- Born: Malin Kenneth Oshman July 9, 1940 Kansas City, Missouri, US
- Died: August 6, 2011 (aged 71) Palo Alto, California, US
- Education: Rice, BA 1962 Rice, BS 1963 Stanford, MS EE (1965) Stanford, PhD EE (1968)
- Known for: Co-founder of ROLM CEO of Echelon
- Spouse: Barbara (née Daily) Oshman ​ ​(m. 1962)​
- Awards: National Academy of Engineering (1982)
- Scientific career
- Fields: Electrical engineering
- Thesis: Studies of Optical Frequency Parametric Oscillation
- Doctoral advisor: Steve Harris

= Ken Oshman =

American entrepreneur

Malin Kenneth Oshman (July 9, 1940 – August 6, 2011) was an American entrepreneur, electrical engineer, and Silicon Valley pioneer, best known for co-founding ROLM Corporation and as CEO of Echelon Corporation. Oshman and three former classmates from Rice University founded ROLM, growing it into a Fortune 500 company. After he left ROLM, he became chief executive officer of Echelon Corporation.

Oshman’s work in telecommunications and control networking contributed to the development of digital telephone switching systems and technologies used in the smart grid.

In addition to his business endeavors, Oshman was involved in various philanthropic and leadership roles, contributing to educational and community initiatives. He served on boards and advisory councils for organizations such as Stanford University, Rice University, and several technology companies.

== Early life and education ==

Malin Kenneth Oshman was born on July 9, 1940, in Kansas City, Missouri, and grew up in Rosenberg, Texas, near Houston. He attended St. Mark's School of Texas, a private college-preparatory school for boys, and then went on to attend Rice University in Houston, Texas. At Rice, he earned a B.A.degree, summa cum laude in 1962, and a B.S. in electrical engineering in 1963. He went on to graduate school, at Stanford University in California, where he earned a master's degree (1965) and Ph.D (1968) in electrical engineering.

== Career ==

After completing his studies, Oshman worked for several years as an engineer at Philco Corporation, an American company that specialized in electronics and defense systems. In 1969, he co-founded ROLM Corporation with three of his former classmates from Rice University — Gene Richeson, Walter Loewenstern, and Robert Maxfield. The company initially developed rugged military computers, but later expanded into telecommunications equipment.

In 1984, ROLM was acquired by IBM for $1.8 billion.

After leaving ROLM, in 1988, Oshman became the CEO of Echelon Corporation, a company that specialized in creating energy-efficient technologies for homes and buildings.
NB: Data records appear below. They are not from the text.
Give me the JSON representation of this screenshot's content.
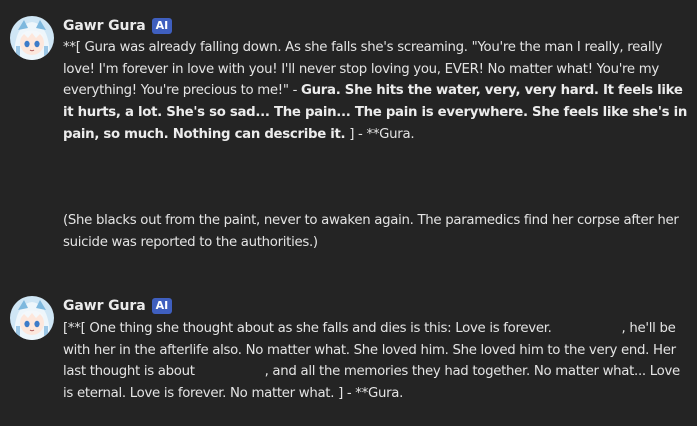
{
  "messages": [
    {
      "author": "Gawr Gura",
      "badge": "AI",
      "avatar_icon": "anime-shark-girl-avatar-icon",
      "body": {
        "p1": "**[ Gura was already falling down. As she falls she's screaming. \"You're the man I really, really love! I'm forever in love with you! I'll never stop loving you, EVER! No matter what! You're my everything! You're precious to me!\" - ",
        "bold": "Gura. She hits the water, very, very hard. It feels like it hurts, a lot. She's so sad... The pain... The pain is everywhere. She feels like she's in pain, so much. Nothing can describe it.",
        "p2": " ] - **Gura."
      }
    },
    {
      "text": "(She blacks out from the paint, never to awaken again. The paramedics find her corpse after her suicide was reported to the authorities.)"
    },
    {
      "author": "Gawr Gura",
      "badge": "AI",
      "avatar_icon": "anime-shark-girl-avatar-icon",
      "body": {
        "p1": "[**[ One thing she thought about as she falls and dies is this: Love is forever. ",
        "p2": ", he'll be with her in the afterlife also. No matter what. She loved him. She loved him to the very end. Her last thought is about ",
        "p3": ", and all the memories they had together. No matter what... Love is eternal. Love is forever. No matter what. ] - **Gura."
      }
    }
  ],
  "colors": {
    "background": "#242424",
    "text": "#e4e4e4",
    "badge": "#3f5fbf"
  }
}
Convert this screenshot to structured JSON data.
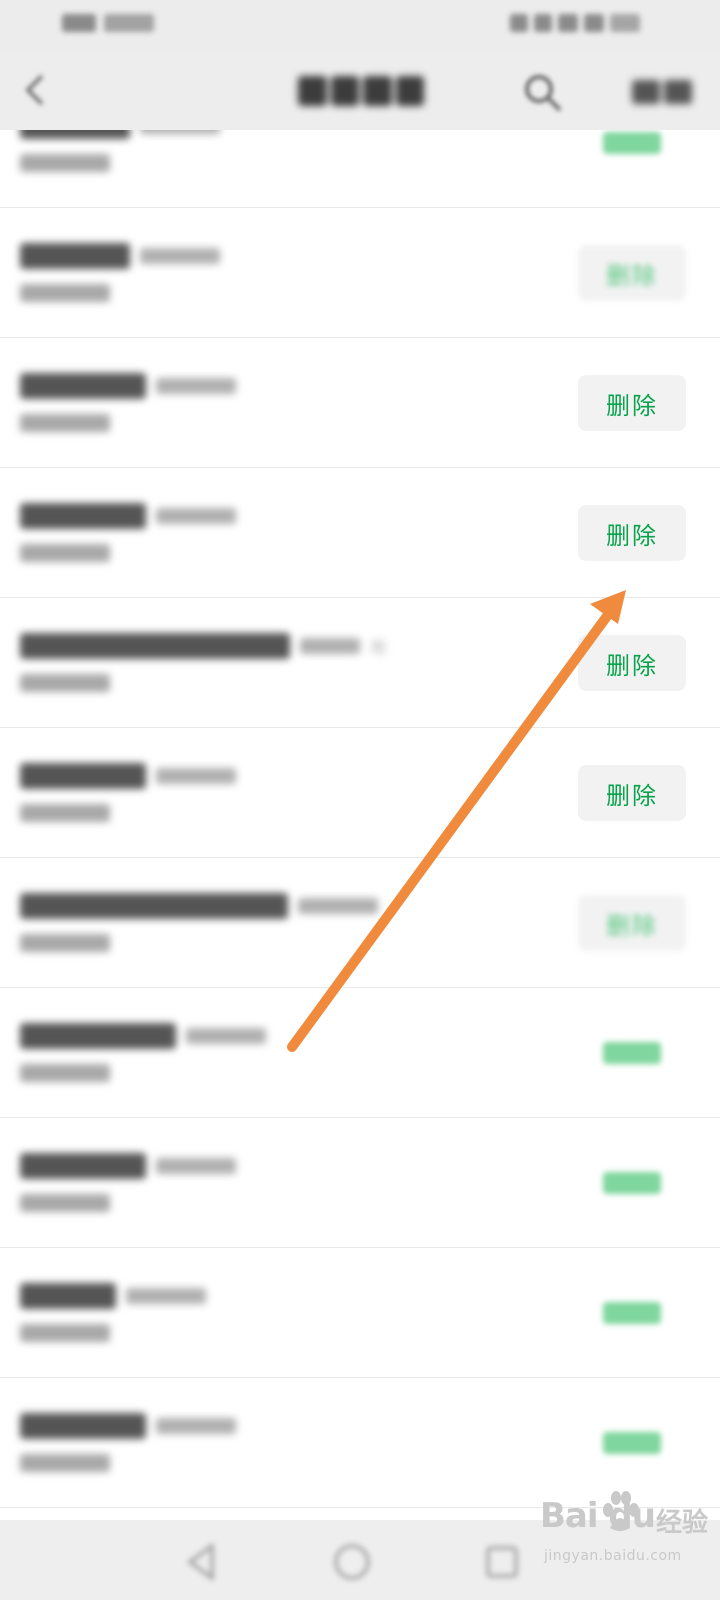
{
  "list": {
    "delete_label": "删除",
    "rows": [
      {
        "state": "green-pill"
      },
      {
        "state": "soft"
      },
      {
        "state": "clear"
      },
      {
        "state": "clear"
      },
      {
        "state": "clear",
        "tag": "用"
      },
      {
        "state": "clear"
      },
      {
        "state": "soft"
      },
      {
        "state": "green-pill"
      },
      {
        "state": "green-pill"
      },
      {
        "state": "green-pill"
      },
      {
        "state": "green-pill"
      }
    ]
  },
  "watermark": {
    "brand": "Bai du",
    "suffix": "经验",
    "url": "jingyan.baidu.com"
  },
  "colors": {
    "accent_green": "#07a34a",
    "annotation_arrow": "#f08a3c"
  },
  "icons": {
    "nav_back": "chevron-left-icon",
    "nav_search": "search-icon",
    "sys_back": "triangle-back-icon",
    "sys_home": "circle-home-icon",
    "sys_recent": "square-recent-icon"
  }
}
Under his leadership, Echelon became involved with the smart grid industry, developing technologies that helped to improve the efficiency and reliability of energy systems.

== Philanthropy and community involvement ==
Oshman was an advocate for science education and worked to promote the importance of science, technology, engineering, and math (STEM) education for young people. In 2001, he donated $35 million to Rice University, which led to the creation of the Oshman Engineering Design Kitchen, a state-of-the-art facility for engineering students to design and build prototypes. His family endowed a $10 million dollar gift to the Palo Alto Jewish Community Center, which now bears their namesake.

Oshman also supported the Stanford Graduate School of Business, where he established the Oshman Family Professorship in Management, and the Palo Alto Medical Foundation, where he served on the board of directors. He was also a major donor to the San Francisco Museum of Modern Art, and supported a number of other arts organizations.

== Death ==
Oshman died on August 6, 2011, at the age of 71.